You can also get a tablet with a rechargeable stylus. This means you’ll need to charge it when the battery runs out. Thankfully though they tend to be fairly slim and so you can put them in your hands relatively easily if you have small hands. There are also other types such as EMR styluses which don’t actually need charging.

Ultimately though, the main thing to think about is whether the pen is comfortable for you to use, since it will be your constant companion throughout the entire drawing process.

App Based or Full Software Tablets?

There are two main types of drawing tablets that don’t require a computer to run – app based and full software. Both have their own benefits and disadvantages.

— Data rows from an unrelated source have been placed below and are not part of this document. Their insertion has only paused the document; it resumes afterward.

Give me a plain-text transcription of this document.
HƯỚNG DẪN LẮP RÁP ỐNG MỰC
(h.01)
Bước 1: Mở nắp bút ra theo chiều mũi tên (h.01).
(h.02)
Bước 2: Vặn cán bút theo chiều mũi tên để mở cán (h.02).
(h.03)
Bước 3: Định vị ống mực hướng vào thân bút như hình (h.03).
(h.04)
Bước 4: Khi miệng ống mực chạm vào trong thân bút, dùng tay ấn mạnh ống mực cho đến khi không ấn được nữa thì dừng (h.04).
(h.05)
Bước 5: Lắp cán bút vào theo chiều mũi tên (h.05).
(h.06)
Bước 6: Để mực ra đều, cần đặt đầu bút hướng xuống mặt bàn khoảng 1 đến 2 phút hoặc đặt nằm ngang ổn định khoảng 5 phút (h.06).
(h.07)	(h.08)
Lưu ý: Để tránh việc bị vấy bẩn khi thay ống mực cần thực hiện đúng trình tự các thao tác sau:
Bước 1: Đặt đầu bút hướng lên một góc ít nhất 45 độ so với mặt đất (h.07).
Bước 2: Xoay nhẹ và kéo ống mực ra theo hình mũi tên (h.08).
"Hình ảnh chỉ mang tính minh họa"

An app based unit is usually a little more versatile, since it’s designed to perform a number of different tasks. These tablets are made for other things such as answering emails and tests, consuming media and more. This goes for things such as iPads or your regular tablet. These tablets will sometimes have apps that allow you to draw on them. The problem is that while some of these apps do have a lot of functionality, they generally tend to be rather limited in terms of what they can offer to a professional artist.

A full software tablet is ideal though since these are designed specifically for digital art. This means that you will have access to far more graphics tools, and they will come with a unique stylus that will allow you to create highly detailed work. They can’t be used for much else and they generally tend to cost a lot more money though, which is something worth keeping in mind.